Case Presentation: A 36-year-old male with a renal transplant (CMV serostatus: donor positive/recipient negative) presented to an outside hospital with fever and acute hypoxic respiratory failure requiring high flow oxygen. His maintenance immunosuppressants included cyclosporine and mycophenolate. Upon admission, he was started on treatment for community acquired pneumonia and severe COVID-19 pneumonia. Due to lack of clinical improvement after two weeks, he was started on empiric Pneumocystis Jiroveci (PJP) treatment and his antimicrobial coverage was broadened with no clinical improvement. The patient was then transferred to our hospital three weeks after admission to outside hospital. His CMV viral load was noted to have increased ten-fold in one month while on prophylactic valganciclovir. Given high oxygen requirements, the pulmonary team believed it would not be safe to perform bronchoscopy for biopsy. Given high suspicion of ganciclovir resistant CMV pneumonitis, he was started on high dose ganciclovir with resolution of fever. He was discharged without supplemental oxygen and was switched to Letermovir for CMV prophylaxis.

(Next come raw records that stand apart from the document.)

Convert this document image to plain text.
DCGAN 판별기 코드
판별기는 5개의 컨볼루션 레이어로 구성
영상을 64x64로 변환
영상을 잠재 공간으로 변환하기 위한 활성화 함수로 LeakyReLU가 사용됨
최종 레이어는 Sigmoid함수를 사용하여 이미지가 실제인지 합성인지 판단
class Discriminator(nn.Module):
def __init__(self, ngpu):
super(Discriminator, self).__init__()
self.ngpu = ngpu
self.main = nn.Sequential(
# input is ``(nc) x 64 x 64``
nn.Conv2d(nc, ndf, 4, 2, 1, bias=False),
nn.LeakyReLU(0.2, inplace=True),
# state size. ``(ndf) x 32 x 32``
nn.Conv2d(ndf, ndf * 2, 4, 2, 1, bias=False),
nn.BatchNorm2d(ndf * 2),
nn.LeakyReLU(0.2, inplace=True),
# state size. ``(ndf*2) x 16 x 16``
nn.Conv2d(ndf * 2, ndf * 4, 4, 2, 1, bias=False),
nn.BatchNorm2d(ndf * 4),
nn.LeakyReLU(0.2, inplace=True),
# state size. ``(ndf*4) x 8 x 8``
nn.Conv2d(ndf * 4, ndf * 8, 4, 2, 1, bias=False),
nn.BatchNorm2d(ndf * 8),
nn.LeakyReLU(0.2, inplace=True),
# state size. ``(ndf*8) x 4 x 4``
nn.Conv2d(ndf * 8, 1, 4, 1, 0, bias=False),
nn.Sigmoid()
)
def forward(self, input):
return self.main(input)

Discussion: Our patient’s risk factors for developing active CMV disease included being a CMV seronegative recipient of a seropositive donor as well as treatment with over two weeks of dexamethasone for his COVID-19 pneumonia. Moreover, his CMV resistance panel showed a UL97-c603w mutation which should be treated with Foscarnet per guidelines. However, Foscarnet was avoided as the patient clinically improved on high dose ganciclovir. The gold standard for diagnosis of invasive CMV disease is biopsy showing inclusion bodies. While we were unable to obtain a tissue sample, we believe we can support our diagnosis of CMV pneumonia based on decreasing serum CMV viral load in the setting of clinical improvement after treatment with high dose ganciclovir.
Conclusions: Patients with solid organ transplants receiving chronic immunosuppressive therapy are at particular risk for severe disease caused by acquiring a variety of opportunistic pathogens, including cytomegalovirus (CMV). To our knowledge, this is one of the first reports of co-infection of CMV pneumonia and COVID-19 pneumonia.